Les Américains ont eu tôt fait d’adopter l’impartition et le courant de pensée en transformation des ressources humaines qui l’accompagne. Depuis le début, ce sont eux qui y investissent les trois quarts des sommes et, selon une enquête du Conference Board, HR Outsourcing : Benefits, Challenges and Trend (2004), ils sont plus enclins à adopter l’impartition comme mode de gestion des processus d’affaires en ressources humaines.
Les enquêtes récentes ne mesurent pas l’ampleur du phénomène au Canada et au Québec. Toutefois, des contrats majeurs d’impartition de processus d’affaires font les manchettes depuis quelques années. Air Canada est la dernière des entreprises canadiennes à avoir signé une lettre d’entente en vue de l’impartition intégrée de processus d’affaires, un contrat qui prévoit la livraison de services à plus de trente mille employés pour une durée de sept ans. La Banque CIBC, le Groupe financier BMO et Nortel ont eux aussi signé des ententes semblables au cours des dernières années.

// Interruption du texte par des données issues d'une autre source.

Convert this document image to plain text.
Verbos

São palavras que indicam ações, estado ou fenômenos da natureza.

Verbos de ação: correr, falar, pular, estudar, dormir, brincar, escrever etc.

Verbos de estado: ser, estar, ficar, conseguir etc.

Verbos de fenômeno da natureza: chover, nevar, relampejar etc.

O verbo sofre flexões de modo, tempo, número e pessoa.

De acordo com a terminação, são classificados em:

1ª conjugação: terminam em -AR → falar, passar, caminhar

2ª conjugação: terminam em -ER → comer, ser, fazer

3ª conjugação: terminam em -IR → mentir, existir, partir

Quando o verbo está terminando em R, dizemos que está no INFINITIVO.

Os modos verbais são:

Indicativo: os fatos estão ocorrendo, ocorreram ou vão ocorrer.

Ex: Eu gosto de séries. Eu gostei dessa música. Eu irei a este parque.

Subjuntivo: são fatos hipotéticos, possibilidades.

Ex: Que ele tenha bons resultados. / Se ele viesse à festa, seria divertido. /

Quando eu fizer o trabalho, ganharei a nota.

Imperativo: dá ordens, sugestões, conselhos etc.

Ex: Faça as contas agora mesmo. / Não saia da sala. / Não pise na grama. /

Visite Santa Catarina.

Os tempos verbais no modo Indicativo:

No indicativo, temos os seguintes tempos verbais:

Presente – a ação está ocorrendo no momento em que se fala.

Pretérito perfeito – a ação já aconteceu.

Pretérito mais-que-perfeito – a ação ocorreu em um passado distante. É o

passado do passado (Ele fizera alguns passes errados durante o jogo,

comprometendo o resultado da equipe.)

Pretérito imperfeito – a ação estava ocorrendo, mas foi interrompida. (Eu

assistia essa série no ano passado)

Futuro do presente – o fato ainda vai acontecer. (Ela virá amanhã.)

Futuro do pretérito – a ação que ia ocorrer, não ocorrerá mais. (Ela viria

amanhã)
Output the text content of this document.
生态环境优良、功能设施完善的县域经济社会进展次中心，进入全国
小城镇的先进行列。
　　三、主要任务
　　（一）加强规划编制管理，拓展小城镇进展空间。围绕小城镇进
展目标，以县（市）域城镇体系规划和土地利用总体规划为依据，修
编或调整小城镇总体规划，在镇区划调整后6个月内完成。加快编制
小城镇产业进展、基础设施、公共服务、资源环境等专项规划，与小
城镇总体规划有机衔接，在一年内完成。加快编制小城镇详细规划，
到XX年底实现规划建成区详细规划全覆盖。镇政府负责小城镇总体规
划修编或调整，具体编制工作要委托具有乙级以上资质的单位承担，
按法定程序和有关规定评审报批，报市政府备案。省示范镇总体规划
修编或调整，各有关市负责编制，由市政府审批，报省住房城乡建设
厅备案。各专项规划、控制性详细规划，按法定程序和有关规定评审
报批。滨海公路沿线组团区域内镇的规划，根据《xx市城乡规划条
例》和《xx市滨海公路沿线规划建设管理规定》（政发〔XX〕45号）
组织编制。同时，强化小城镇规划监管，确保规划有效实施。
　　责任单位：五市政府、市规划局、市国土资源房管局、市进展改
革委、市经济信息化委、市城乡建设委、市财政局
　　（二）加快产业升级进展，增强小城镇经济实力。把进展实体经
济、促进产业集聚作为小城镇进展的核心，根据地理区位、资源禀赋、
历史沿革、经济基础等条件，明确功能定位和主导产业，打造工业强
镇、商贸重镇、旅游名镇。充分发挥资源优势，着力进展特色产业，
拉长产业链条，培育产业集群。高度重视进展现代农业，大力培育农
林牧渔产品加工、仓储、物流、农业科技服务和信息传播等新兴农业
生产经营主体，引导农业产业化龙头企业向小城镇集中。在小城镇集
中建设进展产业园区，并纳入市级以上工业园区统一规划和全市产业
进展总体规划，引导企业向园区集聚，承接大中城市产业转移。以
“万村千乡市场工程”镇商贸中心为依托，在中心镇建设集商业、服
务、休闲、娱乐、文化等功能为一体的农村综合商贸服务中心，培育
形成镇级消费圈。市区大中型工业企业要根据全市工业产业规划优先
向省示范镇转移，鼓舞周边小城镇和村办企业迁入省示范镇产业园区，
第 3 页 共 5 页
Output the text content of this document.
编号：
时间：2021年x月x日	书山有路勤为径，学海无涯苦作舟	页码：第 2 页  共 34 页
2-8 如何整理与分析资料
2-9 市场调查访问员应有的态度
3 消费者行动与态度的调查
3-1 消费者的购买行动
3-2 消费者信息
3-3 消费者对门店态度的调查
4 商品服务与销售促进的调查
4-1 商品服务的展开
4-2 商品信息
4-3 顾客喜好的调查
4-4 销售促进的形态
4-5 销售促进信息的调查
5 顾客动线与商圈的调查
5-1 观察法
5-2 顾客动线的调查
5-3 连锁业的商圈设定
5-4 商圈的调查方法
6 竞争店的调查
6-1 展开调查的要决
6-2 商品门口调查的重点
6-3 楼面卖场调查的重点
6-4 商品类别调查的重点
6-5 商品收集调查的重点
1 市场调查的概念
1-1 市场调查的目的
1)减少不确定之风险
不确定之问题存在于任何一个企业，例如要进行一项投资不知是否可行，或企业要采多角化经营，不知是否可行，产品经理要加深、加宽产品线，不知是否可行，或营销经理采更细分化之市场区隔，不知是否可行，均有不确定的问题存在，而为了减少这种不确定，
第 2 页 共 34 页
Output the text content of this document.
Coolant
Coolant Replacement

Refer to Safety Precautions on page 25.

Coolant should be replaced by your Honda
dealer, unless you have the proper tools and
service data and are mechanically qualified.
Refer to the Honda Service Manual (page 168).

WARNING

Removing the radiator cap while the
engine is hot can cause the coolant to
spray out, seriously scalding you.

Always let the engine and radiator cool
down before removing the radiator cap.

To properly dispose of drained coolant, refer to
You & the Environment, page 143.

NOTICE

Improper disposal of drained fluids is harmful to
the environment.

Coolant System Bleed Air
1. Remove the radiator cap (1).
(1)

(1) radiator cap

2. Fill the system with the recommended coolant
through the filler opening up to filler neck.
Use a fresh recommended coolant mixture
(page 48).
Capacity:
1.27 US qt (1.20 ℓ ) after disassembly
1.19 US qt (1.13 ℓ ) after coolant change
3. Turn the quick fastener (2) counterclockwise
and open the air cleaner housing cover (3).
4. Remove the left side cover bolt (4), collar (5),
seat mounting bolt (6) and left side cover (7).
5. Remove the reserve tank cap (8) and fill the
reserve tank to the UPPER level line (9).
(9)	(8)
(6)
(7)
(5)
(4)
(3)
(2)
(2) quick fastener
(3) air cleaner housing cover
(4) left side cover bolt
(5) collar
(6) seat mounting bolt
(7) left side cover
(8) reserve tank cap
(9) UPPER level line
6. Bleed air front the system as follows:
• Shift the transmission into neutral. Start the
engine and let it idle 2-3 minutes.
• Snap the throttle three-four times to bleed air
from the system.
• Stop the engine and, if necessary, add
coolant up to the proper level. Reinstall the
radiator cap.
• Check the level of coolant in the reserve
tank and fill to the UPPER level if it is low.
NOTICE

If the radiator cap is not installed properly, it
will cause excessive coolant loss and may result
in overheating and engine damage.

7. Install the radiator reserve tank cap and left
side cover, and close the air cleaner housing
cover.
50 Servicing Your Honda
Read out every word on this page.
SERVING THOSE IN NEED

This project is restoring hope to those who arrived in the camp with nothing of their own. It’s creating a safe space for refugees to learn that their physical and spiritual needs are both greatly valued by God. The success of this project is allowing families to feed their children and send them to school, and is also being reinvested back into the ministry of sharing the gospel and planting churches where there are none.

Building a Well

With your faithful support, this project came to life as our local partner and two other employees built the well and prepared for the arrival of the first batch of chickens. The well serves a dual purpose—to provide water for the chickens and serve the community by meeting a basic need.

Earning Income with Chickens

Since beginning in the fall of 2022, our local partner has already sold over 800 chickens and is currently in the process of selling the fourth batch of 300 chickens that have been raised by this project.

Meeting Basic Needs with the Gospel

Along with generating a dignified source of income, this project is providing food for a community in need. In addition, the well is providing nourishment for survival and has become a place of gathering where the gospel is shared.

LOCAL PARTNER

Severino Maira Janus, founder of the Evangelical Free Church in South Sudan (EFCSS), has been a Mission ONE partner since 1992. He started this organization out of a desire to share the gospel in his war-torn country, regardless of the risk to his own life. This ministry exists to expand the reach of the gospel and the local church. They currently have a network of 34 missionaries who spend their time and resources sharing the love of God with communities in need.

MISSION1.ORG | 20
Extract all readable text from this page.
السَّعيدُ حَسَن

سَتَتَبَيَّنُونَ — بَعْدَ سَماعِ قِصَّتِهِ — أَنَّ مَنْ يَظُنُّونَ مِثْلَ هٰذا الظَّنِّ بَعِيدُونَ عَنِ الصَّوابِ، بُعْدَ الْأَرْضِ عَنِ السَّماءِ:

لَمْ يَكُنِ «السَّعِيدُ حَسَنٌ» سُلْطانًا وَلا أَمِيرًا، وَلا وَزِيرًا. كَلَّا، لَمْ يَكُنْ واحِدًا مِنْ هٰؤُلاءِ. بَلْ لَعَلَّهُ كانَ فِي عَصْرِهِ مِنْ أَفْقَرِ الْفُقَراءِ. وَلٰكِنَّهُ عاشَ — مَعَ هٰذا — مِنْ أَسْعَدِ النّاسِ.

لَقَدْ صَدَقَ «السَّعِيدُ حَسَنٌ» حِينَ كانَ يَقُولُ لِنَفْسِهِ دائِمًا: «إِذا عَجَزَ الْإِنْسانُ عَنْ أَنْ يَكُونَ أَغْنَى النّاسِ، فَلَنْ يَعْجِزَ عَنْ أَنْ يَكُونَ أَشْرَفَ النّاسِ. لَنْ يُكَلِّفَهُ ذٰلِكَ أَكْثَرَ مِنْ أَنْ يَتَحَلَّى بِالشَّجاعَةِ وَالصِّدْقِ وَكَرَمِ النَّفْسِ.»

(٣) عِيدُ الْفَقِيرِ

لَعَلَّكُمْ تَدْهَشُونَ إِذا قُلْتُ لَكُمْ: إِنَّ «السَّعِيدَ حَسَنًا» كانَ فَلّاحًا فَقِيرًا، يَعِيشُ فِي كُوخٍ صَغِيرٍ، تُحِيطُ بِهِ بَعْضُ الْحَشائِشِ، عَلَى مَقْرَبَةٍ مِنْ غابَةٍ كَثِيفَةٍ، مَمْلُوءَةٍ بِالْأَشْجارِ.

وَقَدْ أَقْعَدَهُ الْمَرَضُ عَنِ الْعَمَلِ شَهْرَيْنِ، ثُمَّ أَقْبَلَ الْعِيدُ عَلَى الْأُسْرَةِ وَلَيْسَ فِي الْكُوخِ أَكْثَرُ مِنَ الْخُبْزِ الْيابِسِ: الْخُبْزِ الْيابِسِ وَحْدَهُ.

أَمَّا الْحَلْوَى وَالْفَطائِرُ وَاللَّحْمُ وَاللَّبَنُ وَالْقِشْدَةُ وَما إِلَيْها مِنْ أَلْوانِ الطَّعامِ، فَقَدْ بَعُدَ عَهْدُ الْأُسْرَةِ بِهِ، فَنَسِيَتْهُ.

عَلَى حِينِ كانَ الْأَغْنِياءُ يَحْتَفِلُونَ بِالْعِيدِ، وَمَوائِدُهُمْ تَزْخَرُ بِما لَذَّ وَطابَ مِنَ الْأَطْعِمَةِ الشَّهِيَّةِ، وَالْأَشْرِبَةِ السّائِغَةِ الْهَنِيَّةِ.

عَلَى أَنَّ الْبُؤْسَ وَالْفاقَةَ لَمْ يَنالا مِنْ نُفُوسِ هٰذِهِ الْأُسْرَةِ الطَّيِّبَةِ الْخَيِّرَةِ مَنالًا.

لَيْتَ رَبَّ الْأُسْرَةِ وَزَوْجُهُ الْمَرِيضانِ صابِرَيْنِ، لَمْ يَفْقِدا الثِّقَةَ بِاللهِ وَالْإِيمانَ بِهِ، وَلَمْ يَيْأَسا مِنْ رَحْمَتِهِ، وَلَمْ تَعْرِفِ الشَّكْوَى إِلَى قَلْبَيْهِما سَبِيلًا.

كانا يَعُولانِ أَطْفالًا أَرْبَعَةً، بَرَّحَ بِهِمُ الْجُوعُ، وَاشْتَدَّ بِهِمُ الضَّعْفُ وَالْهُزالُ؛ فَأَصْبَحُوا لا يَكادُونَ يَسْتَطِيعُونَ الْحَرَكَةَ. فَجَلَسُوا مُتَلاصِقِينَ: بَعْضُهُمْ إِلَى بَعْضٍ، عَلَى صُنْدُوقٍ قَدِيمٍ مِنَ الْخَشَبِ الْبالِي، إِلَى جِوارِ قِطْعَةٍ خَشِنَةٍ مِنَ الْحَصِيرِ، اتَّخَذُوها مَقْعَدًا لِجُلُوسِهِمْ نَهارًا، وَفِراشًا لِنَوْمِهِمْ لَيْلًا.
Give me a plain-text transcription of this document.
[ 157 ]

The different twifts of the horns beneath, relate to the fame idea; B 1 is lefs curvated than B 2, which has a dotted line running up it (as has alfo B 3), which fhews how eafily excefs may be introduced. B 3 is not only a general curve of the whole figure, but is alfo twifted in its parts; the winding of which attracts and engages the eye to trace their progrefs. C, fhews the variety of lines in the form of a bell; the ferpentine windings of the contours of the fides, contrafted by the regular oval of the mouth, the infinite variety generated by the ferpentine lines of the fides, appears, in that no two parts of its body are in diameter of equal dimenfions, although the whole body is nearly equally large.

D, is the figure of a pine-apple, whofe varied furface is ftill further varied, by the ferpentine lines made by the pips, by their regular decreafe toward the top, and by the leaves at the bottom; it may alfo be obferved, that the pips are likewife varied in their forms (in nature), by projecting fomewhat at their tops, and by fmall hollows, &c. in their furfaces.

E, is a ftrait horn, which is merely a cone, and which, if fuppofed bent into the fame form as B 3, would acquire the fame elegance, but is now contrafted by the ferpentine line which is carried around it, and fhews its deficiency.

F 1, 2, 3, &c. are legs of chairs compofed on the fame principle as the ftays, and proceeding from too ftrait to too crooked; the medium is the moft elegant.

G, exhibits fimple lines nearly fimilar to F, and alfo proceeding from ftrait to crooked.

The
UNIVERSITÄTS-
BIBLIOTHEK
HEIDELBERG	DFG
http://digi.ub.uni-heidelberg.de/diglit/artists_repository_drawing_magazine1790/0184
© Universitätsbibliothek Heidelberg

Malgré l’absence complète de données précises sur la question, il est clair que l’adoption du concept d’impartition intégrée de processus d’affaires tarde au Canada en comparaison aux États-Unis et à l’Europe. Alors que, dans ces pays, de grandes et moyennes entreprises s’appliquent depuis déjà cinq ans à transformer la fonction ressources humaines et à impartir certaines fonctions non stratégiques, on commence tout juste à en entendre parler ici. Jusqu’à présent, seules quelques grandes entreprises s’y sont vraiment engagées au Canada.
De fait, la taille de l’entreprise joue certainement dans la décision d’impartir en raison des économies d’échelle que l’on peut en dégager. Toutefois, il ne s’agit pas du seul critère qui justifie le choix d’impartition. Le diagramme suivant, tiré d’une enquête menée en 2004 sur un échantillon de trente-cinq entreprises (dont quelques-unes sont canadiennes) montre que la volonté d’agir au plan stratégique, l’amélioration des services, la capacité de livrer des solutions plus complètes sont aussi parmi les facteurs qui entrent dans la décision d’adopter un modèle d’impartition.
Source : Towers Perrin, HR BPO Comes of Age: From
Expectations to Reality, Document d’enquête, 2004.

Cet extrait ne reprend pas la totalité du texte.